The Broader Debate About Who Cities Are For
The DUMBO situation touches on one of the most fundamental tensions in contemporary urban life: the conflict between a city's economic interest in attracting visitors and its obligation to protect the wellbeing of its residents. Tourism is enormously valuable to New York City. The industry supports hundreds of thousands of jobs and generates billions in revenue each year. No serious observer would argue for eliminating it. But the distribution of tourism's benefits and burdens has rarely been equitable, and neighborhoods like DUMBO often bear a disproportionate share of the costs while seeing very little of the financial upside flow back to the community.

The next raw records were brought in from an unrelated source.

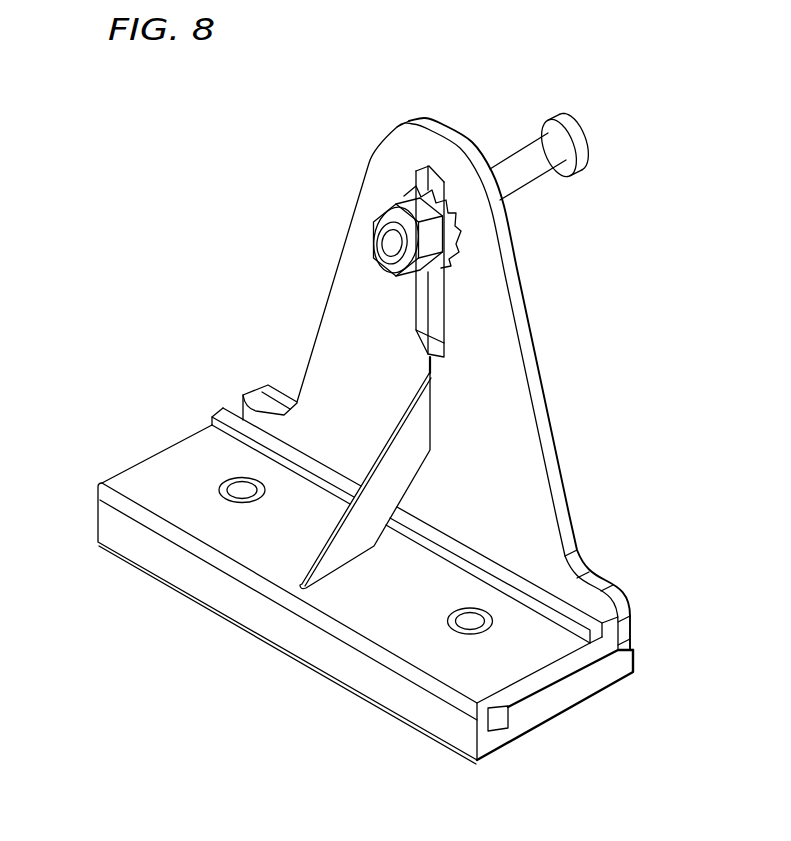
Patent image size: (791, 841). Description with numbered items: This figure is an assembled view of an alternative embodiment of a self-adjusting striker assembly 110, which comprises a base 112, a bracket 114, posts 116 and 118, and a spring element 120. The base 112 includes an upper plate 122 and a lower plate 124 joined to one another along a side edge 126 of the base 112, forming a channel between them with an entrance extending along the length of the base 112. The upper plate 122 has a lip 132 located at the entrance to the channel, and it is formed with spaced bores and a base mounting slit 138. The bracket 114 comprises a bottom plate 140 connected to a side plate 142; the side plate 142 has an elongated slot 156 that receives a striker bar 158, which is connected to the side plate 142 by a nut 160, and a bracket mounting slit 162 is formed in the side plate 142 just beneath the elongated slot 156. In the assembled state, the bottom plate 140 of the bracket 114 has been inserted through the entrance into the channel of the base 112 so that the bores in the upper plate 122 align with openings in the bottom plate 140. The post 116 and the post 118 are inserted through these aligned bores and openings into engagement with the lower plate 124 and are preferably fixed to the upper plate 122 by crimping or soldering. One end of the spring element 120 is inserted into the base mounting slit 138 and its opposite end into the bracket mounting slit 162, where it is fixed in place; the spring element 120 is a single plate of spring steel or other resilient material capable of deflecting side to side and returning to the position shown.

The self-adjusting striker assembly 110 is at (155, 272).
The base 112 is at (95, 415).
The bracket 114 is at (620, 314).
The post 116 is at (227, 499).
The post 118 is at (452, 629).
The spring element 120 is at (398, 470).
The upper plate 122 is at (167, 497).
The lower plate 124 is at (520, 724).
The side edge 126 is at (233, 597).
The lip 132 is at (222, 410).
The base mounting slit 138 is at (301, 586).
The bottom plate 140 is at (577, 673).
The side plate 142 is at (550, 421).
The elongated slot 156 is at (434, 285).
The striker bar 158 is at (533, 143).
The nut 160 is at (372, 212).
The bracket mounting slit 162 is at (429, 358).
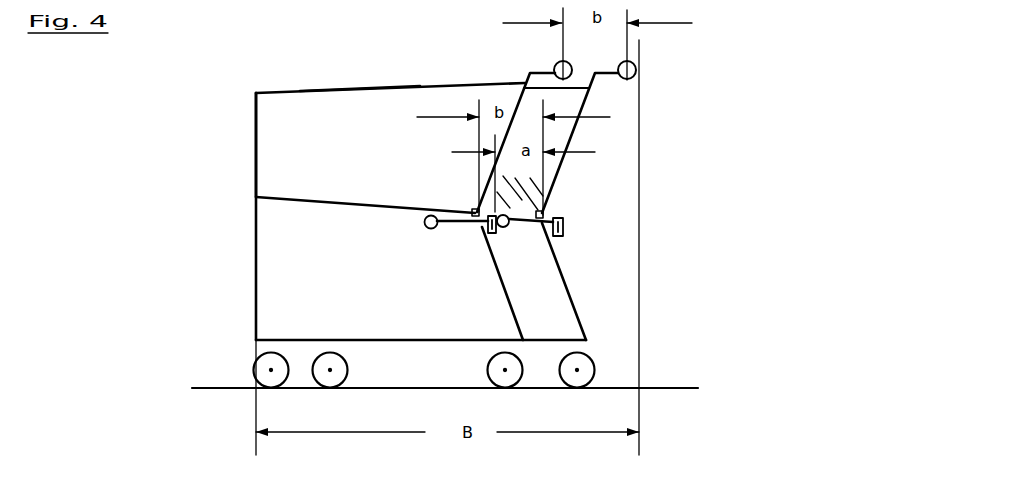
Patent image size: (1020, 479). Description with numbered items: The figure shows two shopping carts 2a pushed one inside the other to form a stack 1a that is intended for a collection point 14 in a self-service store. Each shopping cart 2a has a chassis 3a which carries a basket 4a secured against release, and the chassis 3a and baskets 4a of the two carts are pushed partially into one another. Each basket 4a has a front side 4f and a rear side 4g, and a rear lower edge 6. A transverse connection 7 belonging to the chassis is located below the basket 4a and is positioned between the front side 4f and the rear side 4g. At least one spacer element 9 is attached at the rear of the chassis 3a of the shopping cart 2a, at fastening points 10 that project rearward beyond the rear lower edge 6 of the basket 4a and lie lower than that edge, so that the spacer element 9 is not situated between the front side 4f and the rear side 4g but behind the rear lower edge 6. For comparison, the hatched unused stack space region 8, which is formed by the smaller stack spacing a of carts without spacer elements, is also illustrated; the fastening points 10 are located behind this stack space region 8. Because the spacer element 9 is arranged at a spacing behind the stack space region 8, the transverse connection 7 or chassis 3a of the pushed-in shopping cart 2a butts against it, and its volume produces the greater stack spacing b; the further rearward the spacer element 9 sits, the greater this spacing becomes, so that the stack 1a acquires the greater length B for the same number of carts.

The collection point 14 is at (110, 183).
The stack 1a is at (222, 100).
The shopping cart 2a is at (238, 227).
The chassis 3a is at (567, 302).
The basket 4a is at (347, 103).
The front side 4f is at (253, 128).
The rear side 4g is at (557, 181).
The rear lower edge 6 is at (471, 210).
The transverse connection 7 is at (424, 222).
The unused stack space region 8 is at (522, 192).
The spacer element 9 is at (486, 232).
The stopper 10 is at (534, 250).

Local small businesses in DUMBO offer a telling case study. While one might assume that a flood of visitors would be good for sales, many shop owners report the opposite. The crowds can deter regular customers who find the area too congested to visit comfortably. Visitors, meanwhile, are often there for the photo opportunity rather than the shopping experience, and they move on quickly without contributing meaningfully to the local economy beyond perhaps a coffee or a bottle of water.
A Test Case for Smarter Urban Tourism
Whether New York City takes the DUMBO petition seriously will say a great deal about the maturity of its approach to urban tourism management. The tools to address overtourism exist. Other cities have implemented visitor caps at sensitive sites, created tourism tax schemes that fund community mitigation efforts, and developed sophisticated visitor dispersal strategies that spread tourism benefits more broadly while reducing neighborhood-level impacts. The question is one of political will and institutional priority.
DUMBO residents are not asking for the impossible. They are asking to live in their own neighborhood — to walk their dogs without navigating a gauntlet of tripods, to let their children play on streets that are not permanently clogged with tour groups, to shop at their local stores without queuing behind visitors who wandered in by accident. These are modest, human requests. And in a city that prides itself on being one of the great cosmopolitan centers of the world, finding a way to honor them while still welcoming visitors ought not to be beyond reach.
The battle over the "Times Square of Brooklyn" is ultimately a battle over a simple but profound question: does a neighborhood belong to the people who live in it, or to everyone who wants to visit? The answer DUMBO's residents give, loudly and clearly, is both — but not without balance, accountability, and respect.